What inspired the brand's collaboration with architect Tadao Ando on the Tubogas collection?

I remember when Tadao had the idea to collaborate with Bvlgari on a project inspired by nature. We thought, 'Why not?', and began brainstorming which products would be most compelling for both parties. The Serpenti immediately came to mind because of its strong connection to nature. Tadao envisioned representing the seasons, so we spent some time finding the right perspective and execution. The Serpenti Tubogos, with its curved dial, presented challenges, but Tadao wanted to embody spring, summer, winter, and autumn. 

As we went deeper into nature-themed concepts, we considered natural elements like gemstones and decided to integrate them with the Italian mosaic technique, using leftover but highly valuable precious stones and materials from our jewellery production. When we proposed this mosaic idea to Tadao, he loved it, and we quickly moved into the prototype phase. 

Talking about the Octo Roma watches, what was the inspiration behind moving to the 100% black DLC steel? 

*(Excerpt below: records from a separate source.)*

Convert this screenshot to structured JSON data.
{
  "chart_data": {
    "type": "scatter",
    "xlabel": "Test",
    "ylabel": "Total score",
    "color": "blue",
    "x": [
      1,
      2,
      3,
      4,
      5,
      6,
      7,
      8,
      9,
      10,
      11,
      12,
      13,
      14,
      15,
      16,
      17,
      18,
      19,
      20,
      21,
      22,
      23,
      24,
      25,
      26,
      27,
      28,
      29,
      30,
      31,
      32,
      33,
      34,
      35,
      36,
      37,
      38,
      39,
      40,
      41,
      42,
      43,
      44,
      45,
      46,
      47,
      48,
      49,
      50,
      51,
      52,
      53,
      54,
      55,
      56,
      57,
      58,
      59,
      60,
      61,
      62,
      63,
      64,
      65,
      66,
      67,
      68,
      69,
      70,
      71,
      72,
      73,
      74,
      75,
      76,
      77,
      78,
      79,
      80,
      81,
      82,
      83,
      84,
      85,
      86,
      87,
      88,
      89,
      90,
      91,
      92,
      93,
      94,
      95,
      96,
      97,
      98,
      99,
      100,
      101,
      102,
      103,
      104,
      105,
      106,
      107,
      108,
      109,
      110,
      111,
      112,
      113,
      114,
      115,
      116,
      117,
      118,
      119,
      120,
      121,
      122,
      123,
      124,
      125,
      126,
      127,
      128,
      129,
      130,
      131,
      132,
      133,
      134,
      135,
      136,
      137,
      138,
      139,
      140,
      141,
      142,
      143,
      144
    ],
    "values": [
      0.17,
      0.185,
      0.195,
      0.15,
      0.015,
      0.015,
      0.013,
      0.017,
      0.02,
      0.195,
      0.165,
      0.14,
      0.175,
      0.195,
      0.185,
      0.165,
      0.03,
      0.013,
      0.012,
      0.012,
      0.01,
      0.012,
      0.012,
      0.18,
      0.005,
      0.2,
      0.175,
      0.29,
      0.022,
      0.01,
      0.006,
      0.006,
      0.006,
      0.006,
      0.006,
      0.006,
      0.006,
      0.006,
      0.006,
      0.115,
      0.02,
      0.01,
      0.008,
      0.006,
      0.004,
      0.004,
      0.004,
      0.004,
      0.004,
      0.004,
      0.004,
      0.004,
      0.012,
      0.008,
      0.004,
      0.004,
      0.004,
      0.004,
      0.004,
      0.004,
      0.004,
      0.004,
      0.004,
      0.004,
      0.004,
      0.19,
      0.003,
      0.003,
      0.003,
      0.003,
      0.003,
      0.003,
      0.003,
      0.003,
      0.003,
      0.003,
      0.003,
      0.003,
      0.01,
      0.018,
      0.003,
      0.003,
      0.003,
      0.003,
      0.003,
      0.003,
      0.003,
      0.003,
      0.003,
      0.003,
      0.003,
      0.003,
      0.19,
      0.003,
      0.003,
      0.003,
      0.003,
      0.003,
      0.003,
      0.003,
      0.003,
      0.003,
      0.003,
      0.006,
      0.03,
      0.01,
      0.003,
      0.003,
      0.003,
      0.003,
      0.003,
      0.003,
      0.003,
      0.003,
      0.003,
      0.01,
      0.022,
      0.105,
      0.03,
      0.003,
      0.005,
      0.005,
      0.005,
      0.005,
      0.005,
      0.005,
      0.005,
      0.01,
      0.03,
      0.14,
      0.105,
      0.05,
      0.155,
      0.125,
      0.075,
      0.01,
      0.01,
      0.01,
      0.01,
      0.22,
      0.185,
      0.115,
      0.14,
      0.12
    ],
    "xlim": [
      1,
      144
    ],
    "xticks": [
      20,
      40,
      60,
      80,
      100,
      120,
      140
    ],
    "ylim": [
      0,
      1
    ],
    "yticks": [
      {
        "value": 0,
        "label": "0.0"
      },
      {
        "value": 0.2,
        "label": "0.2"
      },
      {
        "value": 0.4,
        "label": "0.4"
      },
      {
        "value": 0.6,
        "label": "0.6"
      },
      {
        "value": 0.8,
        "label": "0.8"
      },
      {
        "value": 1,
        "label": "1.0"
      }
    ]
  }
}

The black watch holds significance in the market for men’s watches. It's essential for formal occasions due to its stealthy and sporty appeal. Depending on the watch's character, it can be either very elegant or robust on the wrist. We chose to implement this with the Octo Roma, as we utilise the Octo Roma design across a wide range, from the entry-level Octo models to the most expensive watches in the Octo collection, often featuring titanium DLC finishing. 

This approach started over 10 years ago with the Octo Striking, which also used the Octo Roma case. This move completes the circle around the Octo Roma as it’s also the first time we introduced a chronograph in the Octo Roma collection, combined with the black coating.

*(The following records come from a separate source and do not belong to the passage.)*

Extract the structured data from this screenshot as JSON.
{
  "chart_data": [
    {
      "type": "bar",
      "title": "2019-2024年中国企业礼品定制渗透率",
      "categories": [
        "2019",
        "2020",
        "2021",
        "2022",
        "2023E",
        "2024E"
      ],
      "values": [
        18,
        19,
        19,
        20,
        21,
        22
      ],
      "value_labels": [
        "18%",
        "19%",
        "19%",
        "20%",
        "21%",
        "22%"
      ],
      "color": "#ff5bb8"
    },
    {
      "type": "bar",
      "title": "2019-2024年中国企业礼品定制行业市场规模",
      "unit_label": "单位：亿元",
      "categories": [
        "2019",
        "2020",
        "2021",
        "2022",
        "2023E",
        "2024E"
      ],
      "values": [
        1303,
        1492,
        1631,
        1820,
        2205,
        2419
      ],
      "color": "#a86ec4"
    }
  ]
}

We want to revisit something you mentioned about Serpenti watches, regarding how the brand's mosaic concept aims to minimise wastage. Is this a conscious step towards sustainability for the brand?

The entire group, not just the brand, prioritises sustainability. While we're focusing on watches here, our company also creates perfumes, leather goods, and jewellery. Sustainability is critical across our fashion and leather goods brands. The concept behind this watch is particularly compelling. I must emphasise that sustainability receives significant effort from the entire group.

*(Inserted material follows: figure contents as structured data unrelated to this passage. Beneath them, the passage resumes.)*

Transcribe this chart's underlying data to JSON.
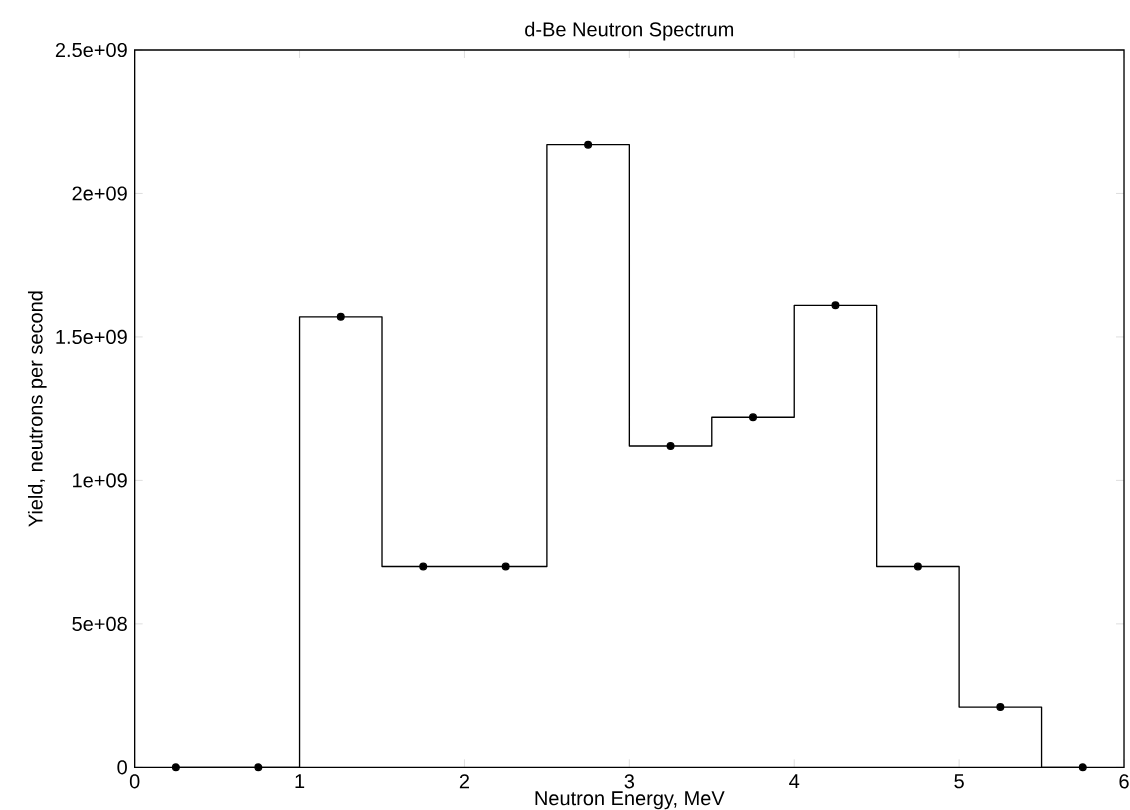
{
  "chart_data": {
    "type": "step",
    "title": "d-Be Neutron Spectrum",
    "xlabel": "Neutron Energy, MeV",
    "ylabel": "Yield, neutrons per second",
    "x": [
      0.25,
      0.75,
      1.25,
      1.75,
      2.25,
      2.75,
      3.25,
      3.75,
      4.25,
      4.75,
      5.25,
      5.75
    ],
    "values": [
      0,
      0,
      1570000000.0,
      700000000.0,
      700000000.0,
      2170000000.0,
      1120000000.0,
      1220000000.0,
      1610000000.0,
      700000000.0,
      210000000.0,
      0
    ],
    "color": "#000000",
    "marker": "circle",
    "grid": false,
    "xlim": [
      0,
      6
    ],
    "xticks": [
      0,
      1,
      2,
      3,
      4,
      5,
      6
    ],
    "ylim": [
      0,
      2500000000.0
    ],
    "yticks": [
      {
        "value": 0,
        "label": "0"
      },
      {
        "value": 500000000.0,
        "label": "5e+08"
      },
      {
        "value": 1000000000.0,
        "label": "1e+09"
      },
      {
        "value": 1500000000.0,
        "label": "1.5e+09"
      },
      {
        "value": 2000000000.0,
        "label": "2e+09"
      },
      {
        "value": 2500000000.0,
        "label": "2.5e+09"
      }
    ]
  }
}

Producing movements requires specific metal alloys and precise finishes, making it challenging. We focus on details like leather straps, aiming to minimise their use. Our Octo Roma features interchangeability, preferring caoutchouc over alligator or leather straps. While our suppliers adhere to eco-friendly practices with leather, meeting specific manufacturing standards is crucial. We collaborate solely with tested suppliers who meet our strict criteria. For example, we avoid sourcing art stones from uncertified origins due to ethical concerns in extraction processes. Ensuring fair labour practices is our priority, leading us to work only with certified suppliers. 

What is Bvlgari's stance on lab-grown diamonds? 

Honestly, I don't think it's a real diamond. What's fascinating about diamonds is their natural formation over centuries, and artificial diamonds cannot achieve that. Trends come and go, and as a significant player in the jewellery industry, it's challenging to predict if artificial diamonds will become widely adopted.

Lastly, what does the future hold for the brand and the Octo Finissimo?

Now we enter the most challenging phase because Finissimo is now well-known. We have numerous collectors and many requests. However, there are only a limited number of watches we can produce annually. But, we have numerous exciting projects in mind, including crazy collaborations and innovative ideas in the pipeline. The challenge lies in wanting more time to develop all these ideas fully. Sadly, we make watches because we cannot buy time.